Словно от длительного болезненного сна разбудил его своей сердечностью осужденный сеймом старший его побратим.
— Не смейся так, Максим, ведь тебе сейчас не до смеху. А не посоветоваться ли нам с отцом по поводу этого решения сейма?
— Не стоит впутывать сюда подстаросту, королевского слугу. Посоветуюсь в Сечи… Теперь мне придется открыто воевать с Короной… Ты хотел о чем-то поговорить с кузнецами, а я тебя увел?
Богдан покачал головой, задумчиво глядя на друга:
— Только рассеяться хотел. Старый кузнец Микита, что на пару с тобой ковал сошники к плугу, интересный человек! Еще у Наливайко был кузнецом, вместе с ним в осажденной Солонице сражались!
4
Михайло Хмельницкий не разрешил Богдану ехать вместе с Максимом на Сечь.
— Не до этого вам теперь, братец Максим, — многозначительно сказал подстароста.
— О войне с турками? Уже знаю, пан Михайло. Я не сказал Богдану об этом, не желая его волновать, — также шепотом ответил Максим.
— Но среди этих посланий есть наказ старостам…
— Старостам поднять ополчение? И это мне известно, поэтому-то я и хотел увезти отсюда Богдана, чтобы он не принимал участия в войне, находясь в таком угнетенном состоянии, — снова перебил его Кривонос.
Подстароста хотел было еще что-то сказать, но умолк. Какое-то время он колебался, а потом, отвернувшись от атамана, прошептал:
— Есть наказ, разосланный по всем дорогам, волостям и городам… схватить Максима Кривоноса, как… как врага Речи Посполитой… Наказ у меня, и… только до завтрашнего дня я могу утаить его от сотника Скшетуского, нарочного от пана Станислава Конецпольского, прибывшего с указами Жолкевского, теперь уже великого коронного гетмана!.. А Богдана ведено отправить в войско его милости пана Конецпольского как драгомана при польном гетмане.
— Спасибо, пан Михайло… Сию же минуту уезжаю из Чигирина!
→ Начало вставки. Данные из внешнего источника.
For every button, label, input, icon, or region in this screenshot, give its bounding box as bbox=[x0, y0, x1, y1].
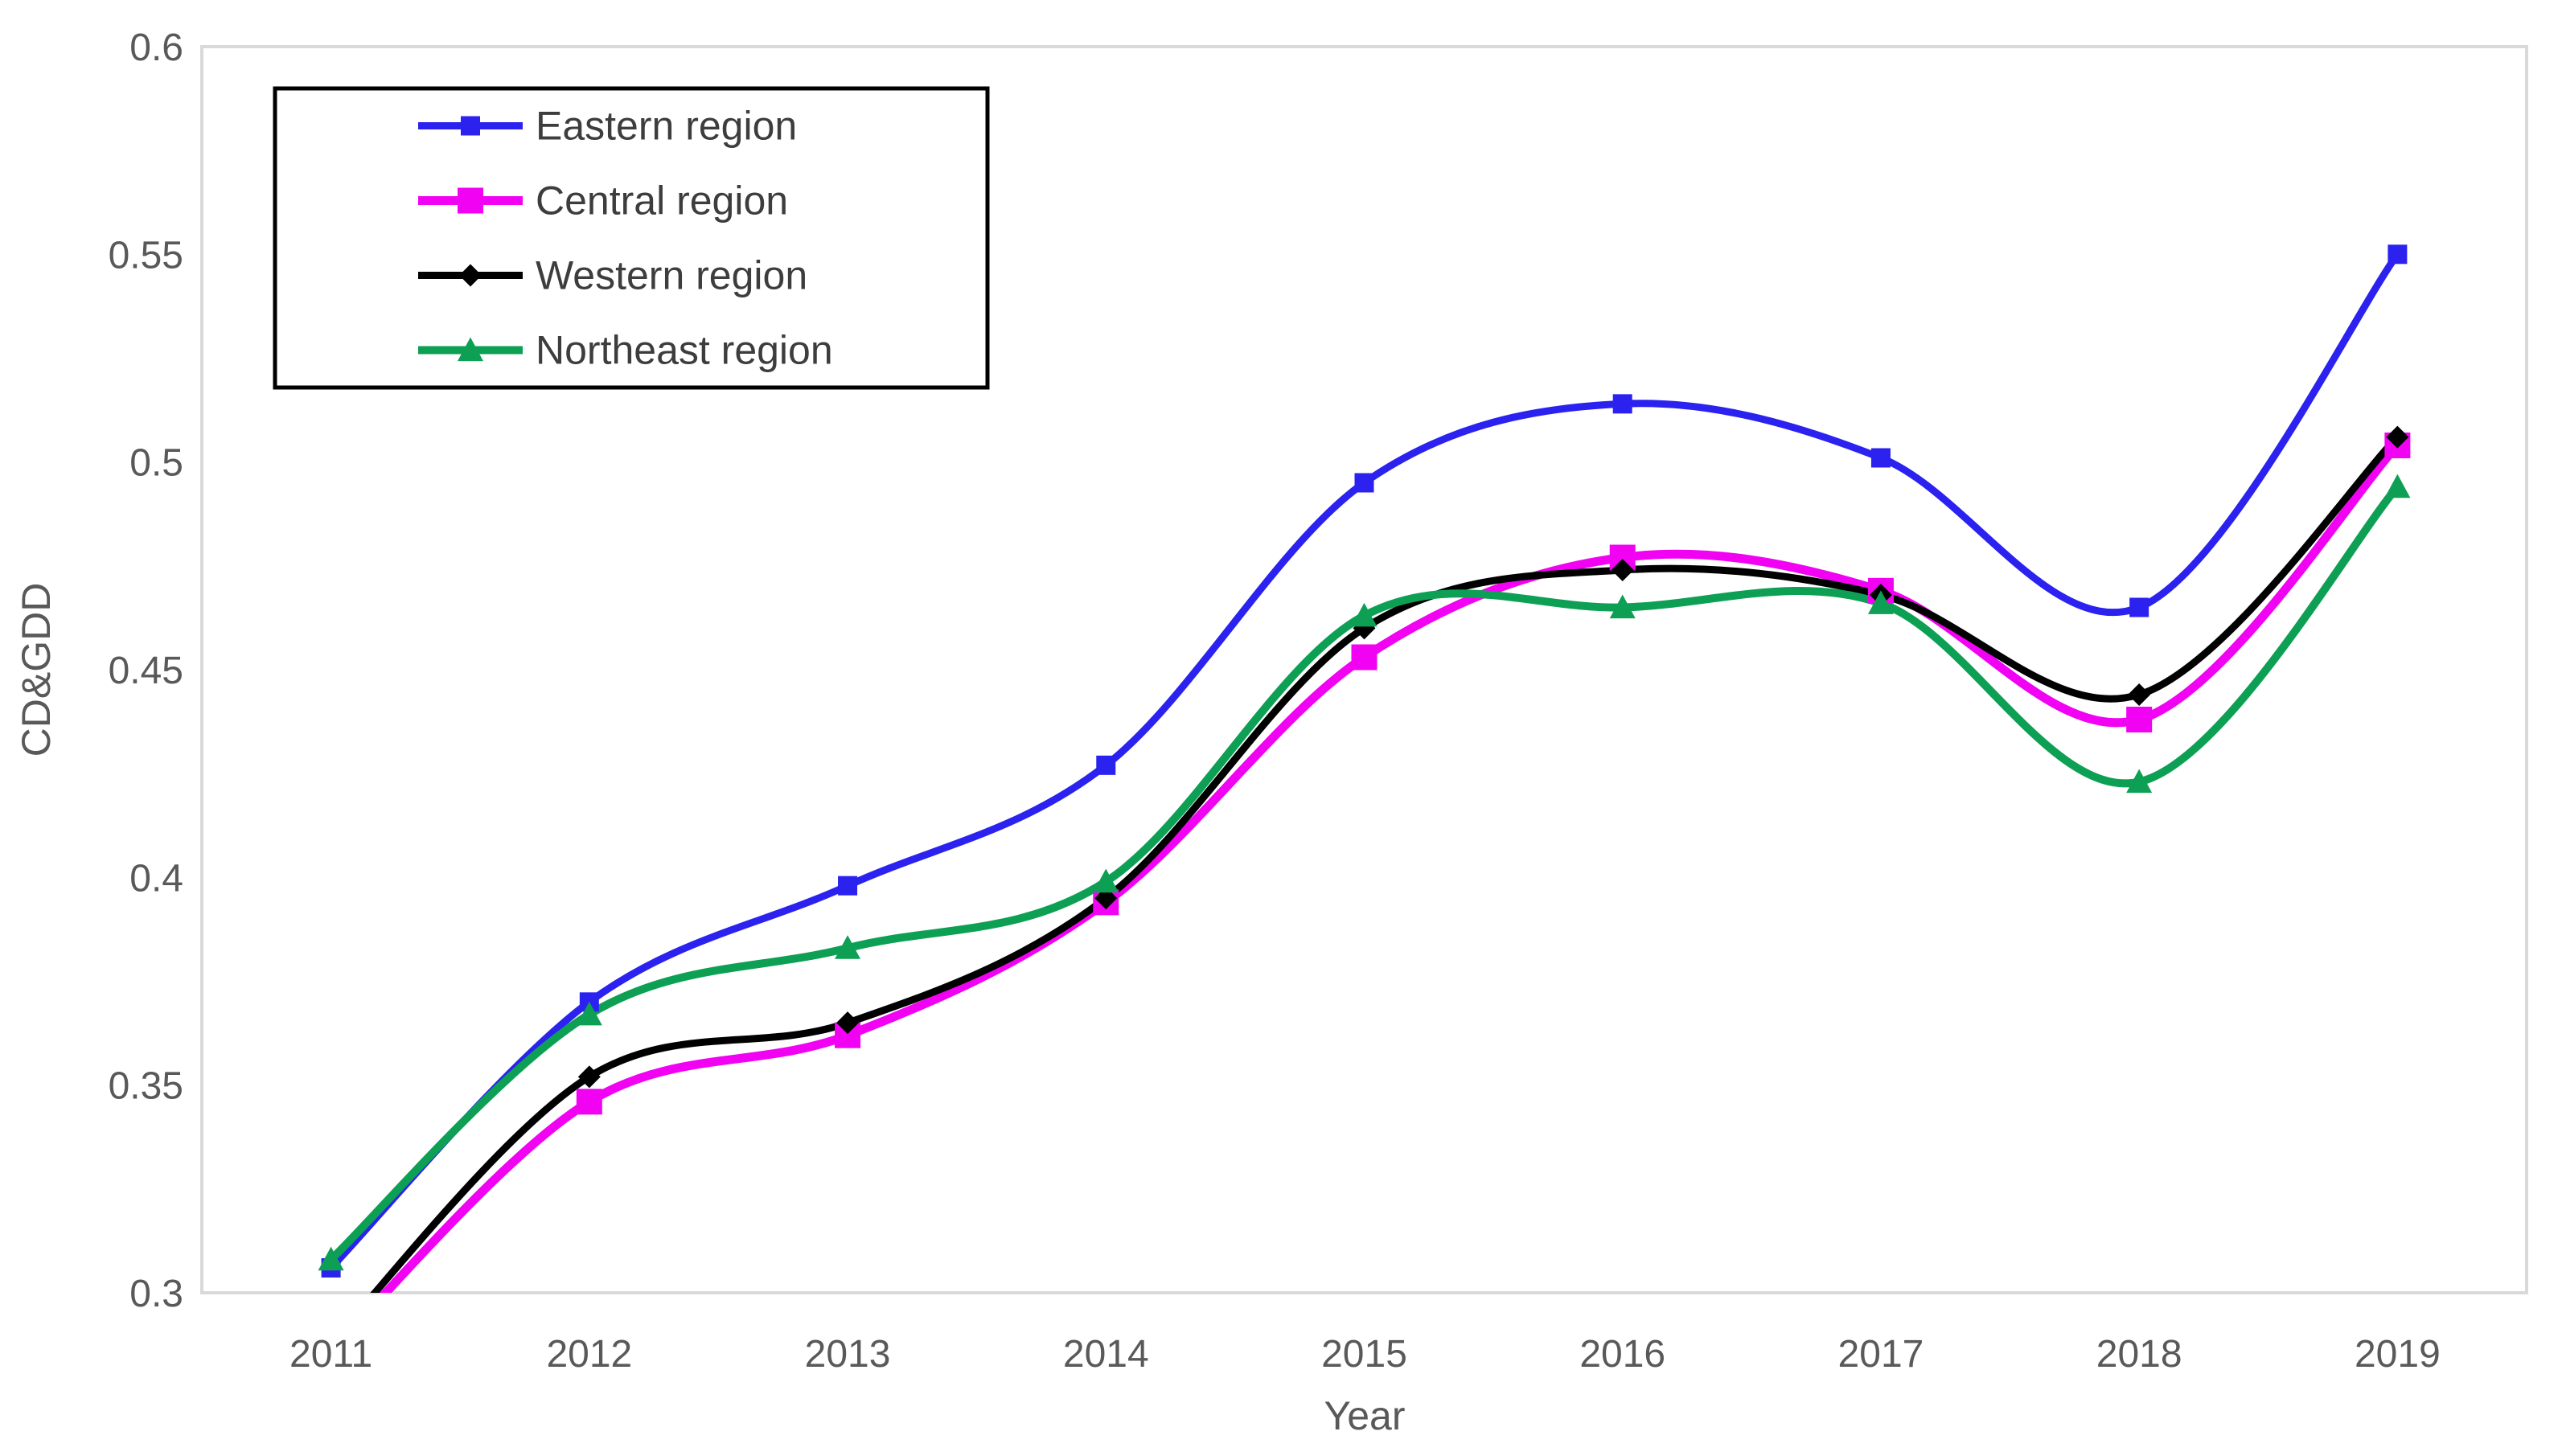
data-point-marker-central-region bbox=[458, 187, 483, 214]
data-point-marker-eastern-region bbox=[461, 116, 480, 136]
data-point-marker-eastern-region bbox=[1612, 394, 1632, 414]
x-axis-title: Year bbox=[1324, 1393, 1405, 1438]
data-point-marker-western-region bbox=[2128, 683, 2151, 706]
data-point-marker-central-region bbox=[2126, 707, 2153, 732]
data-point-marker-eastern-region bbox=[1870, 448, 1891, 468]
y-tick-label: 0.5 bbox=[129, 442, 183, 485]
y-axis-tick-labels: 0.6 0.55 0.5 0.45 0.4 0.35 0.3 bbox=[109, 27, 183, 1315]
x-axis-tick-labels: 2011 2012 2013 2014 2015 2016 2017 2018 2019 bbox=[289, 1333, 2441, 1376]
data-point-marker-western-region bbox=[2386, 425, 2409, 449]
legend-box bbox=[273, 86, 990, 390]
data-point-marker-northeast-region bbox=[2126, 769, 2153, 794]
x-tick-label: 2014 bbox=[1063, 1333, 1149, 1376]
data-point-marker-northeast-region bbox=[1867, 590, 1894, 614]
legend-label-western-region: Western region bbox=[536, 253, 807, 298]
series-markers bbox=[318, 244, 2411, 1278]
x-tick-label: 2017 bbox=[1838, 1333, 1924, 1376]
plot-area-border bbox=[200, 45, 2528, 1294]
x-tick-label: 2011 bbox=[289, 1333, 372, 1376]
data-point-marker-central-region bbox=[1351, 644, 1377, 671]
data-point-marker-northeast-region bbox=[1609, 594, 1636, 619]
data-point-marker-northeast-region bbox=[458, 337, 483, 362]
data-point-marker-western-region bbox=[459, 264, 482, 287]
x-tick-label: 2019 bbox=[2355, 1333, 2441, 1376]
y-tick-label: 0.45 bbox=[109, 650, 183, 692]
series-line-eastern-region bbox=[327, 250, 2401, 1272]
data-point-marker-northeast-region bbox=[835, 935, 861, 959]
data-point-marker-central-region bbox=[576, 1089, 602, 1115]
y-axis-title: CD&GDD bbox=[14, 583, 59, 757]
data-point-marker-eastern-region bbox=[1096, 755, 1116, 775]
data-point-marker-eastern-region bbox=[2129, 597, 2149, 617]
data-point-marker-western-region bbox=[577, 1065, 601, 1089]
x-tick-label: 2018 bbox=[2096, 1333, 2182, 1376]
x-tick-label: 2012 bbox=[546, 1333, 632, 1376]
data-point-marker-eastern-region bbox=[2388, 244, 2408, 265]
data-point-marker-eastern-region bbox=[838, 876, 858, 896]
legend-label-central-region: Central region bbox=[536, 178, 788, 224]
legend-item-northeast-region: Northeast region bbox=[418, 328, 833, 373]
legend-item-western-region: Western region bbox=[418, 253, 807, 298]
y-tick-label: 0.3 bbox=[129, 1273, 183, 1315]
y-tick-label: 0.4 bbox=[129, 857, 183, 900]
legend-label-eastern-region: Eastern region bbox=[536, 104, 797, 149]
y-tick-label: 0.35 bbox=[109, 1065, 183, 1108]
legend-item-eastern-region: Eastern region bbox=[418, 104, 797, 149]
x-tick-label: 2013 bbox=[805, 1333, 891, 1376]
x-tick-label: 2016 bbox=[1579, 1333, 1665, 1376]
data-point-marker-western-region bbox=[1094, 887, 1118, 910]
data-point-marker-western-region bbox=[836, 1011, 860, 1035]
y-tick-label: 0.55 bbox=[109, 234, 183, 277]
series-line-central-region bbox=[380, 441, 2402, 1293]
legend: Eastern region Central region Western regi… bbox=[273, 86, 990, 390]
data-point-marker-northeast-region bbox=[1351, 602, 1377, 627]
series-line-western-region bbox=[370, 433, 2401, 1293]
data-point-marker-eastern-region bbox=[1354, 473, 1374, 493]
series-lines bbox=[326, 250, 2402, 1293]
data-point-marker-northeast-region bbox=[576, 1001, 602, 1026]
x-tick-label: 2015 bbox=[1321, 1333, 1407, 1376]
legend-item-central-region: Central region bbox=[418, 178, 788, 224]
data-point-marker-northeast-region bbox=[318, 1246, 344, 1271]
data-point-marker-northeast-region bbox=[2384, 474, 2411, 498]
data-point-marker-western-region bbox=[1611, 559, 1634, 581]
y-tick-label: 0.6 bbox=[129, 27, 183, 69]
legend-label-northeast-region: Northeast region bbox=[536, 328, 833, 373]
data-point-marker-northeast-region bbox=[1093, 868, 1119, 893]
Сердечно, как сын отца, еще раз благодарю пана Михайла за доброту человеческую… — Они обнялись и расцеловались.
— Прощаешься, Максим? — спросил встревоженный Богдан.
— Должен спешить. Пан Михайло сказал мне, что ты уезжаешь с ним в Киев. Пан коронный гетман, очевидно, хочет, чтобы ты, мой друг, послужил Речи Посполитой. Прощай, пора уже тебе и за ум взяться. С умом и беда не страшна. А в Сечи я разузнаю о твоем джуре у дозорных пана кошевого. Прощай, тороплюсь до захода солнца выехать за ворота чигиринской крепости…
Подошли к оседланным лошадям, возле которых стояли казаки, сопровождающие атамана, и обнялись, словно расставались навеки. Максим шепнул:
— Хороший у тебя отец, Богдан. Береги его всей силой своей молодости!
— Что случилось? — забеспокоился Богдан.
— Он тебе все расскажет, прощай…
Максим взял из рук казака свой пояс с саблей, туго затянулся, воткнул сбоку два пистоля, люльку и легко вскочил в седло.
5
Более двухсот вооруженных казаков выставил чигиринский подстароста, получив приказ Даниловича направиться в Бар, чтобы там присоединиться к войскам и ополчению. Он взял с собой и сына, несмотря на протесты и слезы Матрены.
— Затоскует он здесь и погибнет, Матрена. Должен увезти…
В душе Михайло Хмельницкий питал надежду встретиться в войске со своим старым хозяином — вельможей Жолкевским. И эта встреча, мечтал слуга Короны, наверное, решит дальнейшую судьбу его образованного сына.
Богдан обрадовался предложению отца ехать с ним. Проезжая через Киев, он непременно наведается в Свято-Иорданскую обитель.
И что же? Только еще больше разбередит незажившую сердечную рану. Как сильно чувство первой любви и какую боль причиняют сердцу неожиданные, страшные удары судьбы!